Wednesday, February 12, 2014
Day 31, Learning 31: Additive Light
Yeah, now you think I'm messing with you: yesterday was subtractive light, now I'm saying there's something called additive light. What's more, they're totally unrelated concepts.
Subtractive light is a process/technique of shaping light by blocking light sources. You can do it by positioning your subject under the shade of a tree on a bright day (or the shadow of a lamp post/building/whatever). Or you do it on an overcast day by moving them under a tree or next to a building. On overcast days it reduces drab by making the light more directional from the front.
Additive light is for technical geeks.
We should start with the question: if you're using a key and fill light, is the fill adding to the amount of light produced by the key (since they overlap)? And if so, by how much?
The answer is yes. Light molecules add up. The answer to "how much" is that all math: if your fill is 1 stop under your key, it will add 1/2 a stop to the key light where they overlap. A 2 stop difference between light sources adds 1/4 of a stop to the key, and so forth. Why the hell would you want to know this? Well, if you are using a light meter (and I recommend you do in certain situations), then you should know that your key light measurement isn't precise until you add in your fill. It's an important consideration in studio.

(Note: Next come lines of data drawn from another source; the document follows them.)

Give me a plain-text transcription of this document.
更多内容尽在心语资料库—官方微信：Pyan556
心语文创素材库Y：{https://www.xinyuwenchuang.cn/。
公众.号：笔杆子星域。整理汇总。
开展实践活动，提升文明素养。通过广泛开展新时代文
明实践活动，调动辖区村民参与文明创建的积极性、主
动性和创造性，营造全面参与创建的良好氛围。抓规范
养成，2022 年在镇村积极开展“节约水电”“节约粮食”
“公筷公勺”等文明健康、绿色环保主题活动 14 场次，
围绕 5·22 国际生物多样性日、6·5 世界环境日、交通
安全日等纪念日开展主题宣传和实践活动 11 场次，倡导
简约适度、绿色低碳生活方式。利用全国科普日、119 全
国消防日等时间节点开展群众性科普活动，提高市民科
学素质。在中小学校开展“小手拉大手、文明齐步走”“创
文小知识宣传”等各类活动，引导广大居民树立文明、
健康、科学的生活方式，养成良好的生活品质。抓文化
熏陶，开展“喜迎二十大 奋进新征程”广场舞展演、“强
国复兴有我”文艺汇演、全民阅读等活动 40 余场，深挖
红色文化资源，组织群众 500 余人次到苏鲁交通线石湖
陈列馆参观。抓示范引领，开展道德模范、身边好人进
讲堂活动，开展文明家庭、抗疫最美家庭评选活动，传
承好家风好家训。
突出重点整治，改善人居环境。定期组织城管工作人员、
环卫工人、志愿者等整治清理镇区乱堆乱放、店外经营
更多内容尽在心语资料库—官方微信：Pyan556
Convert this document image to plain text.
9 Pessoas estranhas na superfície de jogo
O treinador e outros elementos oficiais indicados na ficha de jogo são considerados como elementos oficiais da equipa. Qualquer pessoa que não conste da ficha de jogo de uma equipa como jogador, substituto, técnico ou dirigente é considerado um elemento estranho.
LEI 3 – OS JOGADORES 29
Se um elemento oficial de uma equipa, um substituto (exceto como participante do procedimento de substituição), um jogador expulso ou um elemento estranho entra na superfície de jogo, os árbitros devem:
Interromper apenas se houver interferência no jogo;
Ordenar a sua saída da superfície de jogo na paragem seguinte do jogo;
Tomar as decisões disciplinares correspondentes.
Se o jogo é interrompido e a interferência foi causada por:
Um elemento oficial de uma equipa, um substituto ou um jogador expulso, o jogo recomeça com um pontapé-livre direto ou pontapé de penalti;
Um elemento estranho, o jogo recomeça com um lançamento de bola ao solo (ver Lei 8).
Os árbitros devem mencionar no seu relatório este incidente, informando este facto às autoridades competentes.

So, if your key light is at f/8 and your fill is f/5.6, then your aperture should be set to f/9 for the correct exposure (f/9.5 actually, but lenses don't do that). The difference between f/8 and f/5.6 is one stop, so the brightest part of the image will be f/9.5 according to additive light theory. If you're working with a 2 stop ratio, then the correct aperture is still f/9 (f/8.75, technically). Which tells us that as you increase the ratio between your key and fill, the amount you need to compensate for becomes negligible.